Irish start-up Provizio showed off its car safety technology at the Consumer Electronics Show (CES) conference in Las Vegas last week and announced plans to make it available to drivers by 2025.
Founded in 2019 by former Arralis CEO Barry Lunn, Provizio has developed a five-dimensional perception system called 5D Perception that it claims can continually see, track and interpret vehicular behaviour and identify roadway elements – even during bad weather conditions.
The start-up is headquartered in Limerick and raised €5.2m in seed funding in 2020 to work on this technology for preventing car accidents.
Lunn wrote in a recent public post that 5D Perception is “backboned by proprietary super-resolution imaging radar” and “sees the world in a LiDAR-like 3D point cloud” to always deliver precise range and velocity.
“The entire sensor is software defined and updatable over the air so a Provizio 5D Perception system learns and improves when deployed across millions of vehicles in trillions of scenarios,” he said.
Provizio is now working with partners in the industry to bring the technology to mass production by 2025. The Irish Times reported that the start-up is demonstrating the system’s capabilities on a specially equipped Land Rover at CES.
In June 2022, Provizio teamed up with researchers at Lero, the Science Foundation Ireland software research centre, to combine data from onboard cameras and radar sensors to help eliminate traffic accidents for human drivers and autonomous vehicles.
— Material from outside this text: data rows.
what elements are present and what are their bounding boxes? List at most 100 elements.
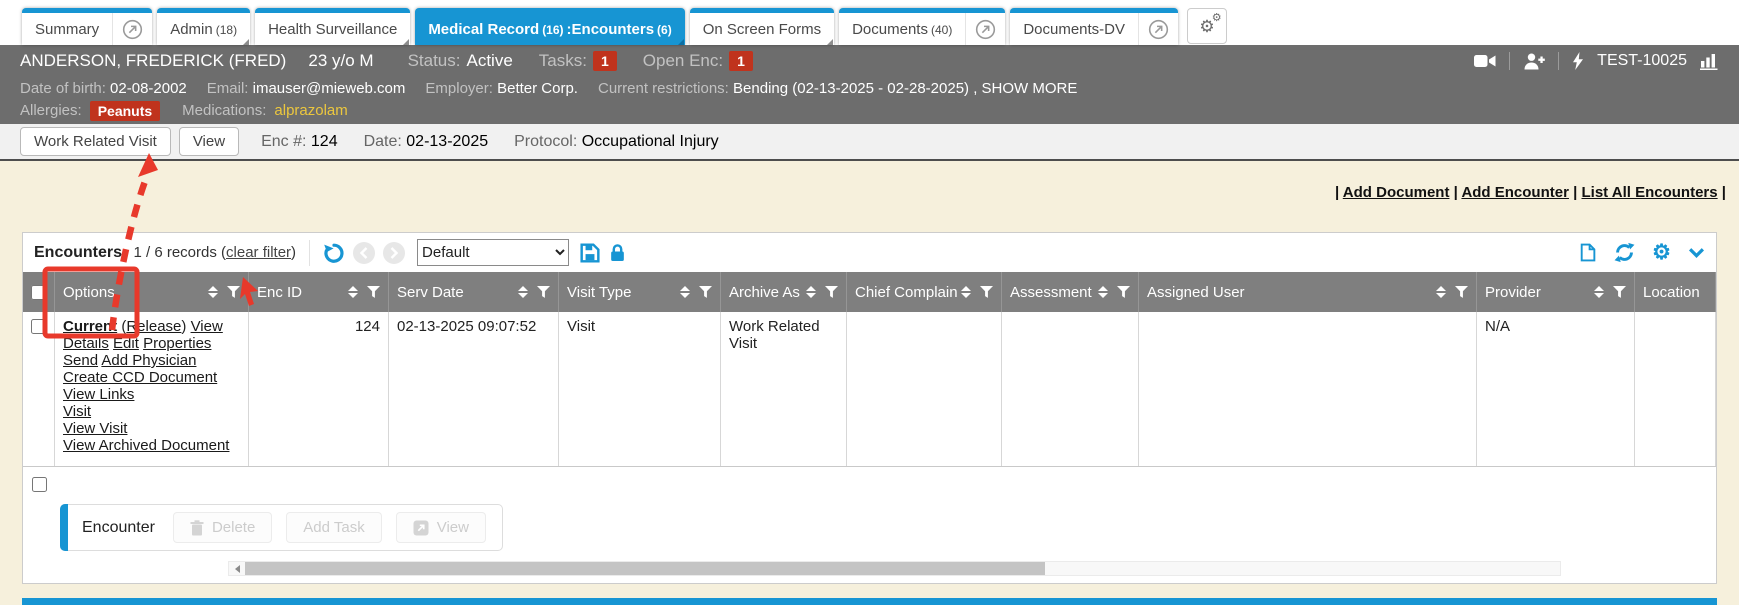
add-document-link[interactable]: Add Document	[1343, 184, 1450, 201]
view-button[interactable]: View	[179, 127, 239, 156]
option-link-edit[interactable]: Edit	[113, 335, 139, 352]
option-link-add-physician[interactable]: Add Physician	[101, 352, 196, 369]
clear-filter-link[interactable]: clear filter	[226, 244, 291, 261]
quick-actions-bolt-icon[interactable]	[1572, 52, 1584, 70]
open-enc-count-badge[interactable]: 1	[729, 51, 753, 71]
tab-on-screen-forms[interactable]: On Screen Forms	[690, 8, 834, 45]
lock-view-icon[interactable]	[608, 243, 627, 262]
tab-health-surveillance[interactable]: Health Surveillance	[255, 8, 410, 45]
scrollbar-track[interactable]	[245, 562, 1560, 575]
new-document-icon[interactable]	[1578, 243, 1597, 262]
filter-funnel-icon[interactable]	[825, 286, 838, 299]
filter-funnel-icon[interactable]	[1613, 286, 1626, 299]
cell-location	[1635, 312, 1716, 466]
column-header-provider[interactable]: Provider	[1477, 272, 1635, 312]
tab-documents[interactable]: Documents(40)	[839, 8, 1005, 45]
tab-fold-icon	[678, 39, 684, 45]
allergies-label: Allergies:	[20, 102, 82, 119]
grid-view-select[interactable]: Default	[417, 239, 569, 266]
undo-icon[interactable]	[323, 242, 345, 264]
tasks-count-badge[interactable]: 1	[593, 51, 617, 71]
delete-button[interactable]: Delete	[173, 512, 272, 543]
list-all-encounters-link[interactable]: List All Encounters	[1581, 184, 1717, 201]
view-button[interactable]: View	[396, 512, 486, 543]
refresh-icon[interactable]	[1614, 242, 1635, 263]
divider	[309, 240, 310, 266]
add-task-button[interactable]: Add Task	[286, 512, 381, 543]
column-header-archive-as[interactable]: Archive As	[721, 272, 847, 312]
column-header-location[interactable]: Location	[1635, 272, 1716, 312]
open-in-new-window-icon[interactable]	[965, 13, 1005, 45]
filter-funnel-icon[interactable]	[537, 286, 550, 299]
column-header-options[interactable]: Options	[55, 272, 249, 312]
scroll-left-arrow-icon[interactable]	[229, 562, 245, 575]
add-encounter-link[interactable]: Add Encounter	[1461, 184, 1569, 201]
option-link-properties[interactable]: Properties	[143, 335, 211, 352]
filter-funnel-icon[interactable]	[980, 286, 993, 299]
option-link-send[interactable]: Send	[63, 352, 98, 369]
cell-visit-type: Visit	[559, 312, 721, 466]
tab-label: Health Surveillance	[255, 13, 410, 45]
scrollbar-thumb[interactable]	[245, 562, 1045, 575]
sort-icon[interactable]	[680, 286, 690, 298]
option-link-view-visit[interactable]: View Visit	[63, 420, 127, 437]
option-link-details[interactable]: Details	[63, 335, 109, 352]
tab-settings-button[interactable]: ⚙⚙	[1187, 8, 1227, 44]
column-header-serv-date[interactable]: Serv Date	[389, 272, 559, 312]
video-call-icon[interactable]	[1474, 54, 1496, 68]
option-link-view[interactable]: View	[191, 318, 223, 335]
option-link-view-archived-document[interactable]: View Archived Document	[63, 437, 229, 454]
tab-label: On Screen Forms	[690, 13, 834, 45]
column-header-assigned-user[interactable]: Assigned User	[1139, 272, 1477, 312]
collapse-chevron-icon[interactable]	[1688, 247, 1705, 258]
footer-row-checkbox[interactable]	[32, 477, 47, 492]
option-link-visit[interactable]: Visit	[63, 403, 91, 420]
work-related-visit-button[interactable]: Work Related Visit	[20, 127, 171, 156]
column-header-visit-type[interactable]: Visit Type	[559, 272, 721, 312]
filter-funnel-icon[interactable]	[1455, 286, 1468, 299]
option-link-release[interactable]: Release	[126, 318, 181, 335]
tab-admin[interactable]: Admin(18)	[157, 8, 250, 45]
sort-icon[interactable]	[348, 286, 358, 298]
tab-label: Documents-DV	[1010, 13, 1138, 45]
open-in-new-window-icon[interactable]	[112, 13, 152, 45]
chart-stats-icon[interactable]	[1700, 53, 1719, 70]
horizontal-scrollbar[interactable]	[228, 561, 1561, 576]
filter-funnel-icon[interactable]	[1117, 286, 1130, 299]
filter-funnel-icon[interactable]	[699, 286, 712, 299]
allergy-badge[interactable]: Peanuts	[90, 101, 160, 121]
tab-documents-dv[interactable]: Documents-DV	[1010, 8, 1178, 45]
sort-icon[interactable]	[1436, 286, 1446, 298]
prev-page-icon[interactable]	[353, 242, 375, 264]
medications-value[interactable]: alprazolam	[274, 102, 347, 119]
column-header-assessment[interactable]: Assessment	[1002, 272, 1139, 312]
tab-medical-record[interactable]: Medical Record(16):Encounters(6)	[415, 8, 684, 45]
select-all-checkbox[interactable]	[31, 285, 46, 300]
tasks-label: Tasks:	[539, 51, 587, 71]
status-value: Active	[466, 51, 512, 71]
sort-icon[interactable]	[1594, 286, 1604, 298]
filter-funnel-icon[interactable]	[227, 286, 240, 299]
sort-icon[interactable]	[806, 286, 816, 298]
add-user-icon[interactable]	[1523, 53, 1545, 70]
sort-icon[interactable]	[208, 286, 218, 298]
sort-icon[interactable]	[518, 286, 528, 298]
filter-funnel-icon[interactable]	[367, 286, 380, 299]
tab-summary[interactable]: Summary	[22, 8, 152, 45]
encounters-panel: Encounters, 1 / 6 records (clear filter)…	[22, 232, 1717, 584]
sort-icon[interactable]	[1098, 286, 1108, 298]
patient-banner: ANDERSON, FREDERICK (FRED) 23 y/o M Stat…	[0, 45, 1739, 124]
option-link-view-links[interactable]: View Links	[63, 386, 134, 403]
save-view-icon[interactable]	[580, 243, 600, 263]
column-header-enc-id[interactable]: Enc ID	[249, 272, 389, 312]
option-link-current[interactable]: Current	[63, 318, 117, 335]
option-link-create-ccd-document[interactable]: Create CCD Document	[63, 369, 217, 386]
column-header-chief-complaint[interactable]: Chief Complaint	[847, 272, 1002, 312]
grid-settings-gear-icon[interactable]: ⚙	[1652, 242, 1671, 263]
next-page-icon[interactable]	[383, 242, 405, 264]
cell-assessment	[1002, 312, 1139, 466]
open-in-new-window-icon[interactable]	[1138, 13, 1178, 45]
patient-banner-row1: ANDERSON, FREDERICK (FRED) 23 y/o M Stat…	[20, 45, 1719, 77]
row-checkbox[interactable]	[31, 319, 46, 334]
sort-icon[interactable]	[961, 286, 971, 298]
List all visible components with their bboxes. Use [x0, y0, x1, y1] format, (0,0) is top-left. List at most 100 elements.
It also teamed up with Swedish micromobility company Voi to trial e-scooter safety tech.
Using its AI-based accident prevention technology, Provizio aims to ensure that Voi e-scooters can identify vehicles up to 200m away and pedestrians up to 60m away. The goal is to help predict and prevent potential accidents in real time.
“The real key to this technology achieving mass adoption is the ability for it to be implemented at scale,” Lunn added. “On any one day, Provizio and our partners are testing on roads in Shannon and Palo Alto, in German cornfields, down Pittsburgh mines or scooting in Stockholm.”